An audit of two state programs -- including one designed to attract foreign investors through a federal visa incentive -- found poor contracting and accounting practices and inflated expenses.
A new audit of two state programs -- including one designed to attract foreign investors through a federal visa incentive -- found poor contracting and accounting practices and inflated expenses.
The audit released late Wednesday of two programs formerly operated by the Michigan State Housing Development Authority – the Michigan Community Development Corp. and the Michigan Mezzanine Investment Fund – found a lack of competitive bidding, inflated charges, and invoices that were paid twice.
The MSHDA board asked for the audit of the programs after the resignation last year of former MSHDA executive director Scott Woosley, who stepped down last summer amid a public outcry over his expense claims for meals and travel.
"We appreciate the ... internal review of procurement practices for these entities and agree with the observations and recommendations," MSHDA Director Kevin Elsenheimer said. "We will take the necessary steps to implement changes moving forward."
In its written response to the audit, MSHDA said it "will follow up on payment discrepancies and seek reimbursement from the respective vendors."
The eight-page report by Jeffrey Bankowski, the state's chief internal auditor, is short on details and doesn't identify contractors or MSHDA officials by name.
The Michigan Community Development Corp. helped foreign investors receive federal EB-5 visas if they were prepared to invest between $500,000 and $1 million and create at least 10 full-time jobs in Michigan. Woosley served as the corporation's president and CEO, but the MSHDA board dissolved the corporation in March and its responsibilities were shifted to the Michigan Economic Development Corp.
The Michigan Mezzanine Investment Fund, a MSHDA program which is no longer active, was intended to attract outside capital to provide loans of between $2.5 million and $15 million, mainly for commercial mixed-use and multi-family residential developments.
Both programs began in 2014. The auditor found that MCDC spent a total of $1.26 million through February 2015, with $610,477 of that spent on contracts. The MMIF spent $245,750, with $209,242 spent on contracts.
Combined, the two programs awarded seven contracts, none of which were competitively bid, the auditor said. Three were sole-sourced and four others were either tacked onto existing MSHDA contracts or awarded as part of a bidding process on another MSHDA contract. This did not comply with MSHDA contract procedures, the auditor said.
For four of the contracts, payments were issued for services before the contracts were executed, the auditor found.
In one contract, payments were made a year before the contract was executed and that contract included $18,500 in inappropriate payments, including "first-class or upgraded airline flights, insufficient documentation, currency exchange or currency not converted, and expenses that were either not necessary to state business or excessive," the report said.
Elsenheimer identified that contractor as Cedar Bey International Group, which had a $54,214 consulting contract. The registered agent for Cedar Bey is Dearborn-area businessman Moose Scheib, who could not immediately be reached for comment.

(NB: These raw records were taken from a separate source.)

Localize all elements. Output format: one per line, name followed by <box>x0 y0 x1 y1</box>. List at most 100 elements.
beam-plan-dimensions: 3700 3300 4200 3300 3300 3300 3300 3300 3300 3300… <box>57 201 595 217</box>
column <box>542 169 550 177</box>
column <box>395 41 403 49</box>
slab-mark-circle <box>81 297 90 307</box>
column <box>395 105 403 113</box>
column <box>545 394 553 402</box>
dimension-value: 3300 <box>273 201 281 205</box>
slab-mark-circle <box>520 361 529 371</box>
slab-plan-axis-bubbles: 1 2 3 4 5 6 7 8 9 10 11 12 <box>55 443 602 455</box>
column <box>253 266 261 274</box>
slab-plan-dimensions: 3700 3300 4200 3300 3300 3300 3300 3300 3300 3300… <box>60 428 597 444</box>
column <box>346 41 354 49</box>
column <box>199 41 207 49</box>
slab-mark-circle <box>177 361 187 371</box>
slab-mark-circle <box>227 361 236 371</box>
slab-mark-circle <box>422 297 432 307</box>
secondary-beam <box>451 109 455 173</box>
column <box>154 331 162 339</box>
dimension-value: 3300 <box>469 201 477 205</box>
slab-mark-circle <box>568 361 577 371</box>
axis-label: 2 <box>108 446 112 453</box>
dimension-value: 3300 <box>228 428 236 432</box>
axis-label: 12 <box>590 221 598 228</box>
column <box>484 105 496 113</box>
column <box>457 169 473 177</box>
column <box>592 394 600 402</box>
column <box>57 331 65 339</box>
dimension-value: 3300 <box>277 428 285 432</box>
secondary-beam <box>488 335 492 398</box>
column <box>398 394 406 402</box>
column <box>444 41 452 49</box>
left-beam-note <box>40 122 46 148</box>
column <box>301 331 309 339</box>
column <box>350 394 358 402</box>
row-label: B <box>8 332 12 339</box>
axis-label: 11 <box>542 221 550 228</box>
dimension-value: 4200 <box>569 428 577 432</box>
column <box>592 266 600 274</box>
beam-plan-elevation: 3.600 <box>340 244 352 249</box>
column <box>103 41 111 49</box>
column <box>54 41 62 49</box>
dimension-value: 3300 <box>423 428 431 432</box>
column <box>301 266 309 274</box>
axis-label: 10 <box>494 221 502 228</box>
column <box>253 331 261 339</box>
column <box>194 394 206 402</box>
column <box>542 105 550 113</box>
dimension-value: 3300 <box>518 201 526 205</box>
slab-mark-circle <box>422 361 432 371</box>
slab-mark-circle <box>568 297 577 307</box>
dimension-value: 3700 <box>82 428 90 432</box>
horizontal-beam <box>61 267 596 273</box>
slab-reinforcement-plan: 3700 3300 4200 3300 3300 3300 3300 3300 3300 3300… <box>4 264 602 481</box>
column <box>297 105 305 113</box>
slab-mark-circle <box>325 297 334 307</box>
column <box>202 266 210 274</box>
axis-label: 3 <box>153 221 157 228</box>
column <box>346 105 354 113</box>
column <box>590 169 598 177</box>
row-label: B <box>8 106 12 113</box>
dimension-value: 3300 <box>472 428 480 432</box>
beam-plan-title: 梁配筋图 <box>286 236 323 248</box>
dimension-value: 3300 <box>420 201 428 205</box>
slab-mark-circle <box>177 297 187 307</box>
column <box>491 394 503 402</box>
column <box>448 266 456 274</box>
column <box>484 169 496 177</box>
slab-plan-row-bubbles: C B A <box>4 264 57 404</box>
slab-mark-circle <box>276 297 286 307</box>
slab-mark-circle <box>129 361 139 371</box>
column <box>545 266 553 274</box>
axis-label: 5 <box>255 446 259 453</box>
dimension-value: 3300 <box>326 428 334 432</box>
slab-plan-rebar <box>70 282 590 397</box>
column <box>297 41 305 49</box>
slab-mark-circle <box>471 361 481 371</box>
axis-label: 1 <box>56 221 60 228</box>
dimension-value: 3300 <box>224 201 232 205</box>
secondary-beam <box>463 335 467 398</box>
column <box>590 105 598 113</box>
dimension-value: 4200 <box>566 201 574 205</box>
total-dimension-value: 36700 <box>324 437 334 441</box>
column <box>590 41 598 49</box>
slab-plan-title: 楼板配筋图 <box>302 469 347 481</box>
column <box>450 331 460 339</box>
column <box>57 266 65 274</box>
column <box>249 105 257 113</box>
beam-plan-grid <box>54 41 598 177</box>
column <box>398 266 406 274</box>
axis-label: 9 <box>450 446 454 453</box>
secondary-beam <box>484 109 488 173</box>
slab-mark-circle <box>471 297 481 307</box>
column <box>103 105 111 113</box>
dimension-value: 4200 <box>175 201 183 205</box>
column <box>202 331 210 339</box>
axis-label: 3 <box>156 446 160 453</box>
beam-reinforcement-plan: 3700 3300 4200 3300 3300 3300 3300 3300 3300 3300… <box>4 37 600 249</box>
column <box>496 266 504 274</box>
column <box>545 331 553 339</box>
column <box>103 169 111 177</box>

The auditor also found that MCDC and MMIF each paid an invoice twice, apparently without knowing it.
In another case, a business analyst billed for $250 an hour and was paid for it, although the contract called for payments of $140 an hour and did not provide for payments to a business analyst.
Contracts included in the audit included: a $37,408 public relations contract with Airfoil Public Relations, a $364,223 legal contract with Dickinson Wright, a $21,138 contract for tech support with Force by Design/Salesforce.com, a $5,625 immigration law contract with Miller Mayer, a $229,611 media and advertising services contract with Pace & Partners and a $108,500 immigration-related contract with Wright Johnson.